The foreskin is a highly specialist peice of skin which has been present in all mammals for an estimated £60 million years. One of its many functions is to protect the delicate glans from rubbing, and in babies, from contact with poo. It contains the kind of anti-infection agents which are also found in mothers' milk, and for pleasure it contains more than 20,000 nerve endings.
To cut it off without the permission of it's owner ought to be unthinkable.

DrDaddy · 01/03/2007 21:36

This research is aimed at tackling the huge HIV/AIDS problem in Africa. The worry is that people will take it literally and assume that if they are circumcised, they're no longer able to contract HIV, which is clearly wrong.

Viking - I am liking YOUR comments and I'm going to show this to DW

DrDaddy · 01/03/2007 21:38

I mean your comment of 22.16

Bubble99 · 01/03/2007 21:39

I don't think there is a comparison between male and female circumcision?

One is for religious reasons and the other is 'cultural.'

expatinscotland · 01/03/2007 21:46

Exactly, Dr, something that was pointed out in another thread a few days ago.

Not to mention, the study overlooks that fact that HIV transmission via childbirth is common in Africa and it's often difficult for HIV+ pregnant women to get hold of the cocktail of drugs that can reduce the chances of transmission of the virus to their children.

Advocating routine circumcision of newborns in an area where it's often difficult for people to be treated in sanitary conditions at all is dangerous at best.

ravenAK · 01/03/2007 21:49

Religion IS cultural.

LieselVentouse · 01/03/2007 22:23

Viking girl I didnt disagree

Bubble99 · 01/03/2007 22:24

Nope. Sorry, raven. It's not.

ravenAK · 01/03/2007 22:33

It is, you know.

Not looking for a row - I'm not having a great day as it is.

have a look here, though. religion

Probably too basic for this topic.

Bubble99 · 01/03/2007 22:44

Don't believe everything you read on the web.

For example. Bengali women do not feed their babies colostrum as it is considered 'unclean.' This is a cultural practice not religious.

Jews circumcise infant males at 8 days as this is required by their religion. Female circumcision is carried out in some Muslim countries, however, the muslim element is a red herring as there is no calling for this in The Koran.

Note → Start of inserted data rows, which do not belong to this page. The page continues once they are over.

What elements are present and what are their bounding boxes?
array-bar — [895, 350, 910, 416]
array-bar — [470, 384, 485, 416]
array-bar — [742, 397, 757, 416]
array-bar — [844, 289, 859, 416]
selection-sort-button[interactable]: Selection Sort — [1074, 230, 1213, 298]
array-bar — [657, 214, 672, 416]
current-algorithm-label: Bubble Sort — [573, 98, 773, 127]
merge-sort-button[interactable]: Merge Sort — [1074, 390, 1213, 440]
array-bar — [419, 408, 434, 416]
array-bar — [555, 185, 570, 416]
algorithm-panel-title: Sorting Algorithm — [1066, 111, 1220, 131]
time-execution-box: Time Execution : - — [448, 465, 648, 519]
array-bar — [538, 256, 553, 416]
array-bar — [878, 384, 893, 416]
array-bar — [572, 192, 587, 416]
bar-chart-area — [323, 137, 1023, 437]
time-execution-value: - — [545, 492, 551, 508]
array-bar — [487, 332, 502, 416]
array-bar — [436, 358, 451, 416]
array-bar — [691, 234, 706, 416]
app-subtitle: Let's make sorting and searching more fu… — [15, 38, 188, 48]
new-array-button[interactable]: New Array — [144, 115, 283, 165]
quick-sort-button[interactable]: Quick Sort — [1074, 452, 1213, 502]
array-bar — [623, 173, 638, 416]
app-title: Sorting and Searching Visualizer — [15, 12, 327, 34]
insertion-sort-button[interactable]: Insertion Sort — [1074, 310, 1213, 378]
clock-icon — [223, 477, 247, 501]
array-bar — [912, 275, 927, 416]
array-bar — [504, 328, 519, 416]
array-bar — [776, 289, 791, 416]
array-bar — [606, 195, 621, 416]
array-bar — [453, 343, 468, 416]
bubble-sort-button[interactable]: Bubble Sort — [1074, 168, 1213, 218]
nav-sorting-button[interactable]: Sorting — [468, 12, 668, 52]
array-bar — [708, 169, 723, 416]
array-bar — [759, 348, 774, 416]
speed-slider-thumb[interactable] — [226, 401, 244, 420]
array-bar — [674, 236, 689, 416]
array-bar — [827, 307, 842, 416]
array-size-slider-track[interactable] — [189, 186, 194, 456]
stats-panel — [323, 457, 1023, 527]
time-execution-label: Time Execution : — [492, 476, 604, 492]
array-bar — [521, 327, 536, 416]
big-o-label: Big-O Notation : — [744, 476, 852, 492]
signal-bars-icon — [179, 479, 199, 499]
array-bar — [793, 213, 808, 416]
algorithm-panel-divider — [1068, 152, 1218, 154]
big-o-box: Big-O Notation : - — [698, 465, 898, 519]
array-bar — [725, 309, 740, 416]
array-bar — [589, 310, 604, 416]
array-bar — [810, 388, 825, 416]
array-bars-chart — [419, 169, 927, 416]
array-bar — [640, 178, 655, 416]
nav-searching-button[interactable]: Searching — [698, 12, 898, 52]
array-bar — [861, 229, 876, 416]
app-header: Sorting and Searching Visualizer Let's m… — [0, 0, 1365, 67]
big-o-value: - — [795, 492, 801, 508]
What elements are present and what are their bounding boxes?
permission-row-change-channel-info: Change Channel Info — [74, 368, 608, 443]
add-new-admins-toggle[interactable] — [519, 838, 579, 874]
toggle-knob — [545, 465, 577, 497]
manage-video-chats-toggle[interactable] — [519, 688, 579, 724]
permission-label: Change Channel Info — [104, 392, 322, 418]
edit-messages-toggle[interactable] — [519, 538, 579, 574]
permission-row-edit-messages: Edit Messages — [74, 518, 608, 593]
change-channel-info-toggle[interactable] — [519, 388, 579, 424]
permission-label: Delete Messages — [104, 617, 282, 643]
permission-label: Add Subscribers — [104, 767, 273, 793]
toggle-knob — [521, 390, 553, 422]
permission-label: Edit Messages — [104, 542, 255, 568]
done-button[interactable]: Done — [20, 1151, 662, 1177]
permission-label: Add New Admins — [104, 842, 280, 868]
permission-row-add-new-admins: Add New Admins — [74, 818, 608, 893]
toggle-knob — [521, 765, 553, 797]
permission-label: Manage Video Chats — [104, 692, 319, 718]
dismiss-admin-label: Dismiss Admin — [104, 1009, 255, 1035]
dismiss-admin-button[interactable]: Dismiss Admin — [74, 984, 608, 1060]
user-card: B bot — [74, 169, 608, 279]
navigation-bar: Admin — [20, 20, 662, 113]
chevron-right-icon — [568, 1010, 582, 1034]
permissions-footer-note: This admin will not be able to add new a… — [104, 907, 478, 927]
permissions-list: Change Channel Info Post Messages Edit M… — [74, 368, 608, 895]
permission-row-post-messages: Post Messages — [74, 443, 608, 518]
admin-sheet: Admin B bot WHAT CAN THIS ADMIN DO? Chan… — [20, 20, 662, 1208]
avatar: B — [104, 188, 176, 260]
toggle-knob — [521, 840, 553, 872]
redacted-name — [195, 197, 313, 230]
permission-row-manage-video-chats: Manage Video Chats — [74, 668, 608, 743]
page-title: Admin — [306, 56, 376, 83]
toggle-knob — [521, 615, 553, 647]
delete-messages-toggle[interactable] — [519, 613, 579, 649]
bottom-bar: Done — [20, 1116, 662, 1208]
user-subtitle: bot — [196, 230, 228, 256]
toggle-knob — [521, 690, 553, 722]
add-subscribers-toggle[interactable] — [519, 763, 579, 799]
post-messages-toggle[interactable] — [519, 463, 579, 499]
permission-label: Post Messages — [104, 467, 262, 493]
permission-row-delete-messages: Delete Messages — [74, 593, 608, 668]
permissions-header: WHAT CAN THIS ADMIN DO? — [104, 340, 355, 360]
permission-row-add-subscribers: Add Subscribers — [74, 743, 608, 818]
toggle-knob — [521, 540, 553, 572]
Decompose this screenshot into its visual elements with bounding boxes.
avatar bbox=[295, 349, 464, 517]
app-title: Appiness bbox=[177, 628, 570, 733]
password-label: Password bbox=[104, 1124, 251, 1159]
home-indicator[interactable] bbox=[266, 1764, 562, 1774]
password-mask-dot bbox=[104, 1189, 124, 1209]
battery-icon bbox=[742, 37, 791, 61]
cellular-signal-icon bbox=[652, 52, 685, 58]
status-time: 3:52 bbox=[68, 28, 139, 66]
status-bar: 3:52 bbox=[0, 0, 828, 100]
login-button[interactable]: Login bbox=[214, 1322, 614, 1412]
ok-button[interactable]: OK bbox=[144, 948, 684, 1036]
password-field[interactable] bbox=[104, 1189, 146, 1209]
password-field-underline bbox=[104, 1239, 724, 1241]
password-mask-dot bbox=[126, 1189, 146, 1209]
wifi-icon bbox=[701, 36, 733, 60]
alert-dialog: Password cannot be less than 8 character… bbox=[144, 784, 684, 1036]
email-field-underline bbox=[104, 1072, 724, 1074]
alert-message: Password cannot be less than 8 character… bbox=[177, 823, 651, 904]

ravenAK · 01/03/2007 23:09

I would argue that religion is a product of culture. You can have culture without religion, but not vice versa.

& I definitely don't believe everything I read on the web - but the wikipedia article was nice & simple to cite.

I wouldn't normally pike out at this point, but I'm best going to bed - it's been a grim old week.

Catch you another time! night

vikinggirl · 04/03/2007 20:42

Bubble - one of the most circumcisions of females - as recommended by Sheikh Al Qaradawi involves cutting the female foreskin (clitoral hood). The law on female circumcision bans even the ritual that involves pricking a girls clitoris with a pin. Surely you can see that it is a huge legal anomaly to protect girls from ANY assault on their genitals but to let defenceless male children be prey to anyone with a knife and an idea of God.

Neither female nor male circumcision are mentioned at all in the Quran.

The practice also predated Abraham and is not even mentioned in the original version of the Torah.